Respondents to the Puppet report were asked to self-identify where they are in their devops evolution, with a record high 18 per cent identifying as highly evolved and four per cent just starting out in 2021.

That leaves the vast majority of 78 per cent in the middle of their journey. Highly evolved devops practices typically lead to on-demand deployments, with key metrics like lead time for changes and mean time to resolution (MTTR) being measured in minutes not hours.

“Every year we see a large part of respondents are not moving beyond the middle of the evolutionary journey. Middle organisations have optimised for the team but not [for] the team of teams,” said Nigel Kersten, field CTO at Puppet, during a press conference. “The highest level organisations have made devops invisible, and it just becomes the way they do work and deliver software.”

What is holding organisations back in their devops journey?

The report notes that breaking workloads down into microservices and using cloud services and automation tools do not automatically equate to a highly evolved devops practice.

Other key needs include cultural factors like a clear and joined-up approach, setting effective goals and establishing consistent measurement all key factors; these factors often hold back that large middle class from true enterprise-scale devops practices.

“Despite all their devops talk and funded initiatives, these companies have failed to address or understand the cultural, organisational, and process changes required to adopt a new way of working with technology,” the report authors noted.

In short, while these organisations are saying they are doing devops, they have yet to truly internalise all the elements required to reap the full benefits of more-aligned developer and ops teams. “They haven’t addressed the organisational silos and misaligned incentives around deploying software to production that gave rise to the devops movement,” the report noted.

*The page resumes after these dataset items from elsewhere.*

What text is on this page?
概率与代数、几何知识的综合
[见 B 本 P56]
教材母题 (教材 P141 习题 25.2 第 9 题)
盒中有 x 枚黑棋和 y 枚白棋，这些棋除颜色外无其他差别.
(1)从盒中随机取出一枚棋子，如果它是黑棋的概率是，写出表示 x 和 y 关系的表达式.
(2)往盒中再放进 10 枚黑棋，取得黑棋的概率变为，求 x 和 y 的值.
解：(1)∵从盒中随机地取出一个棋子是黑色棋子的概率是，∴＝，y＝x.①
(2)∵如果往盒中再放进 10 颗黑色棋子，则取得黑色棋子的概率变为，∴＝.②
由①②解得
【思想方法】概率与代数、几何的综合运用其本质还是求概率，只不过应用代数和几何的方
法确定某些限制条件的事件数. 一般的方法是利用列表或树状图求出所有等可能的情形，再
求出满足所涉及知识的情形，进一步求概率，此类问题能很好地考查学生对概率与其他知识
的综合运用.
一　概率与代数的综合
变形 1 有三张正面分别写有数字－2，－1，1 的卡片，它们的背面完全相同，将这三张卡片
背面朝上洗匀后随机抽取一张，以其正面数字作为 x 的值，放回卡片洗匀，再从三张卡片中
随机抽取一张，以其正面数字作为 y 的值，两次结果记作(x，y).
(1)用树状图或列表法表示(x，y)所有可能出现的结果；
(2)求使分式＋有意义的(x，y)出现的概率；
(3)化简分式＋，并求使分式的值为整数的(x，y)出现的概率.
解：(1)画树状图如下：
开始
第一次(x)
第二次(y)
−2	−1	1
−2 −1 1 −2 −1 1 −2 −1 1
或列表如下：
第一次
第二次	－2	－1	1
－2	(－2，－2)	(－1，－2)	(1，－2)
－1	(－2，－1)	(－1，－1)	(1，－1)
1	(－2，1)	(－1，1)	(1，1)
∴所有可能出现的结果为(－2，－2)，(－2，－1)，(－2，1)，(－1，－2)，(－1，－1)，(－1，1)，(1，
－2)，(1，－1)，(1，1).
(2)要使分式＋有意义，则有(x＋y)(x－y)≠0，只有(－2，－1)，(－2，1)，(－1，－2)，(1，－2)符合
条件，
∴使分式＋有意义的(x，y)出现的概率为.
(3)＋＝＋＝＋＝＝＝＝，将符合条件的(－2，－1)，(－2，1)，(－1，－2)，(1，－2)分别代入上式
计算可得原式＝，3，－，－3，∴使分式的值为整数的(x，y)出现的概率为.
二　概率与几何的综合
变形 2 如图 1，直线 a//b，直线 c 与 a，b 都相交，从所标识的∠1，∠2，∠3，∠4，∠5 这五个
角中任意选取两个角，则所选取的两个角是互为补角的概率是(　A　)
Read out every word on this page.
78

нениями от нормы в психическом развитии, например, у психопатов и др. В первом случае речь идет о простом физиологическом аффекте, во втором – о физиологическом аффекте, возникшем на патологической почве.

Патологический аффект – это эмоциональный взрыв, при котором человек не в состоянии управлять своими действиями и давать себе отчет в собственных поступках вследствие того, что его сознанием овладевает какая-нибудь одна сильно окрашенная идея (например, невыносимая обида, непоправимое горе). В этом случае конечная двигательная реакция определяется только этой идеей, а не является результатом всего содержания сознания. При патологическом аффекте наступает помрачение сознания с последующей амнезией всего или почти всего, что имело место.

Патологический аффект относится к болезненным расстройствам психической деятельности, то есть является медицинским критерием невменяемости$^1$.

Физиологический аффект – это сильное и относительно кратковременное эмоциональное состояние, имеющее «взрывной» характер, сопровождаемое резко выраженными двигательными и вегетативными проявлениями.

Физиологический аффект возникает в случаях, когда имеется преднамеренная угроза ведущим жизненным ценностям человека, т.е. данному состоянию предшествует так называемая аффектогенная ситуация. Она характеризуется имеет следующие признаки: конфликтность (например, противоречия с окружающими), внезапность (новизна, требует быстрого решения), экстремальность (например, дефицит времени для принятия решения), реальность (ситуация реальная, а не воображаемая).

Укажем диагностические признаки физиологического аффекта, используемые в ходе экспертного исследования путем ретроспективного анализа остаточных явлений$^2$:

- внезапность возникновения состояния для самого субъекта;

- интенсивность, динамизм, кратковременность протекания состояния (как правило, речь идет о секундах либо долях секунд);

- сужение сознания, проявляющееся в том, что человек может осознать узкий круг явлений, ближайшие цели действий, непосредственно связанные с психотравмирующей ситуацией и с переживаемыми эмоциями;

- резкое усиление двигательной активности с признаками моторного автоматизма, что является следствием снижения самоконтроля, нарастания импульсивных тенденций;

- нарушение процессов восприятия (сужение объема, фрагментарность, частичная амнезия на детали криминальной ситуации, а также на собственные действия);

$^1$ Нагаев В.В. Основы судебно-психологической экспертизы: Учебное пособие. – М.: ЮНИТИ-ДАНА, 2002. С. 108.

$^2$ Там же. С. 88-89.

Other blockers these mid-level organisations face include shortage of skills (33 per cent), legacy architecture (29 per cent), organisational resistance to change (21 per cent), and limited or lack of automation (19 per cent).

At the higher end of the evolution curve, these blockers become even more cultural than technical, with insufficient feedback loops (18 per cent), unclear responsibilities (18 per cent), and failure to share best practices (17 per cent) the most cited by respondents.

The report also pointed to extensive buying and leadership being highly important factors in any devops evolution.

"The most highly evolved firms benefit from top-down enablement of bottom-up transformation," the report noted. “Strong teams can create substantive change within themselves and in adjacent teams, yet in the absence of meaningful leadership support, success will be confined to pockets, and widespread evolutionary improvement will not occur.”

Automation and platform teams remain key to devops evolution

Automating away engineer toil is a key tenet of devops, and 90 per cent of highly evolved organisations have automated their most repetitive tasks, according to the survey results. But for mid-evolution organisations, there is still much work to be done, with only 62 per cent of these organisations reporting high levels of automation across their teams; of all respondents, 58 per cent said there remain multiple handoffs between teams before a service can be deployed.

Focusing on automation alone will not push mid-level organisations into the upper tier, though. “As an industry, we hyper focus on the automation aspects of devops to the detriment of team interactions, fast flow, collaboration, and optimisation of the whole system, and we do this because building out automation is a concrete, technical task that can usually be done by a small number of teams,” the report noted.

Continuing from last year’s findings, the presence of a dedicated internal platform team was again identified as an important factor for scaling devops success. “When platform teams can leverage existing automation, they can accelerate devops transformations.”